Ao fim de “Ballad of a Thin Man”, aplausos. Depois, burburinho, gracejos, risadas e então berra uma alma ultrajada: “JUDAS!”. Mais aplausos em concordância ecoa pelo espaço. Mais burburinho. O jovem artista no palco, em torno de seus 25 anos, que estivera reafinando sua guitarra com os outros músicos para dar início a canção seguinte, cospe ao microfone: “I don’t believe you”... “You’re a lyar”..., vira-se para o resto da banda e rumina: “Play fucking loud!”... Em outras palavras: Dêem-lhes o inferno! Ah, e como deram! O baterista Mickey Jones começa espancando a bateria num aparente desespero desconexo para que os primeiros acordes de uma “Like a Rolling Stone” recém saída do forno explodissem os despreparados e sensíveis ouvidos de uma platéia que esperava apenas um homem e seu violão e estava ávida por canções de protesto, de trabalho, de luta pelos direitos civis, enfim... Ao contrário, recebem de Bob Dylan a apunhalada de um estilo musical comercial, ultrajante e temerário, tudo contra o que lutavam, o mercantilismo cultural imposto à arte pelas gravadoras, sedentas de lucro, longe de se preocuparem com uma moralização aplicada a um capital social em decadência. Pelo menos, essa era a visão dos “militantes”.

O terremoto de 10 graus na escala Richter que se seguiu depois pelo salão fez ruir por terra, e para baixo desta, toda esperança dos puristas de que a música que tanto amavam serviria para deflagrar uma “Revolução Branca” por muitos idealizada, a guerrilha social através da voz e do violão que iria transformar uma sociedade alienada em uma utópica comunidade de trocas humanitárias, mais que materiais. “This Machine Kills Fascists” estava pintado no violão de Woody Guthrie já há muito tempo e essas ainda eram as palavras de ordem daqueles jovens contestadores até então. Até então...
17 de maio de 1966, Free Trade Hall, Manchester, Inglaterra. Uma data que jamais seria esquecida.

Dylan era um garoto que, como muitos, amava Woody Guthrie e Blind Willie McTell. Abraçou a folk music após conhecer Odetta e Harry Belafonte no final dos anos ’50. Então, o que teria acontecido? Uma revolução aconteceu sim, mas primeiro uma revolução interior, para depois aquela que seria visível e sentida por todos.

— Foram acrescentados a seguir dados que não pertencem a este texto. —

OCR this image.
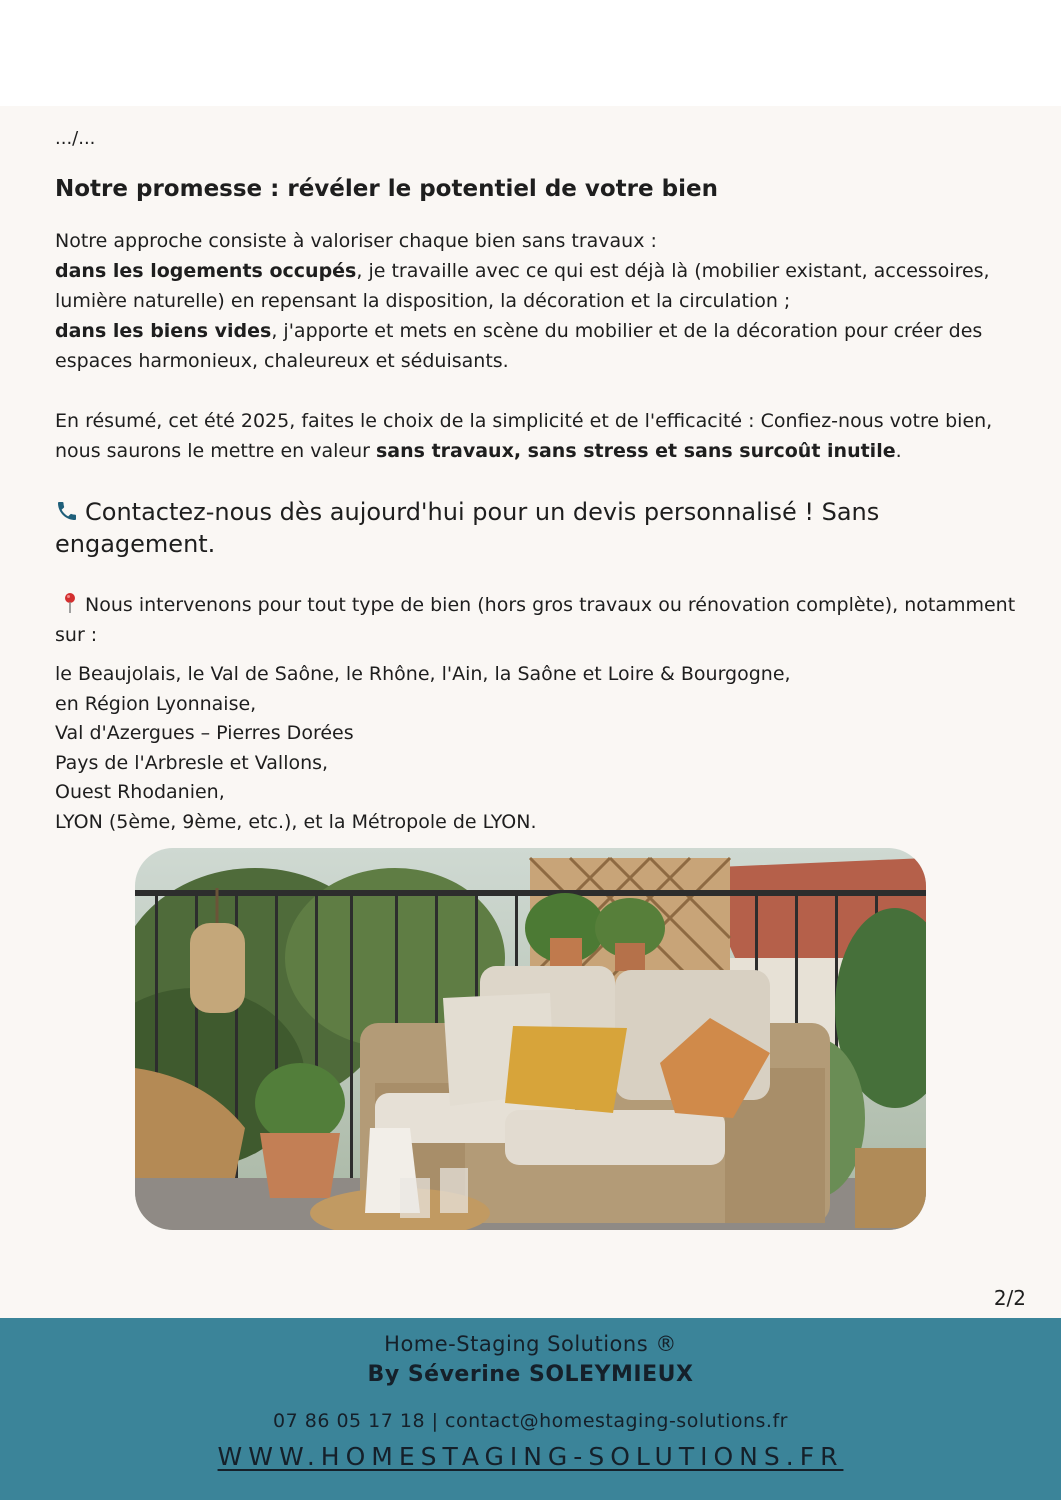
.../...

Notre promesse : révéler le potentiel de votre bien
Notre approche consiste à valoriser chaque bien sans travaux :
dans les logements occupés, je travaille avec ce qui est déjà là (mobilier existant, accessoires, lumière naturelle) en repensant la disposition, la décoration et la circulation ;
dans les biens vides, j'apporte et mets en scène du mobilier et de la décoration pour créer des espaces harmonieux, chaleureux et séduisants.
En résumé, cet été 2025, faites le choix de la simplicité et de l'efficacité : Confiez-nous votre bien, nous saurons le mettre en valeur sans travaux, sans stress et sans surcoût inutile.
Contactez-nous dès aujourd'hui pour un devis personnalisé ! Sans engagement.
Nous intervenons pour tout type de bien (hors gros travaux ou rénovation complète), notamment sur :
le Beaujolais, le Val de Saône, le Rhône, l'Ain, la Saône et Loire & Bourgogne,
en Région Lyonnaise,
Val d'Azergues – Pierres Dorées
Pays de l'Arbresle et Vallons,
Ouest Rhodanien,
LYON (5ème, 9ème, etc.), et la Métropole de LYON.
2/2
Home-Staging Solutions ®
By Séverine SOLEYMIEUX
07 86 05 17 18 | contact@homestaging-solutions.fr
WWW.HOMESTAGING-SOLUTIONS.FR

Mesmo antes daquele instante culminante em Manchester, da turnê pontuada entre o já lançado “Highway 61 Revisited” e o futuro lançamento de” Blonde On Blonde” na Europa, na maioria das cidades americanas por onde passava as hostilidades eram constantes, até mesmo esperadas. Em 1965, no Newport Folk Festival, músicos que o acompanhavam nas gravações de “Highway”, como Mike Bloomfield e Al Kooper, entre outros, formavam seu novo combo elétrico, já encarando animosidades e dando uma pequena mostra do que estava por vir. Depois, já tendo The Hawks (futura The Band) como banda de apoio, alternava-se entre shows e gravações em estúdio. Não parava. Estava em seu pico criativo e, naquele momento, já sabia exatamente o rumo que queria seguir, sem concessões. Então chamado “porta-voz” de sua geração, nunca se sentiu como salvaguarda de nenhum movimento, pois havia escolhido aquele caminho por uma conjunção de fatores que facilitariam sua vida para o que viria a seguir. Não que negasse suas raízes, nem poderia, mas, muito jovem, vivia absolutamente imerso no Rock’n’Roll, e com o passar do tempo percebeu o quanto essa “viagem” seria dispendiosa. Optou por se tornar um Folk Singer, afinal, era só um violão para carregar, nada que custasse muito, tipo guitarra elétrica, amplificadores, pessoas para acompanhá-lo e seus respectivos salários, essas coisas. E ainda, com as influências certas, desenvolvia e aprimorava cada vez mais sua técnica de tocar.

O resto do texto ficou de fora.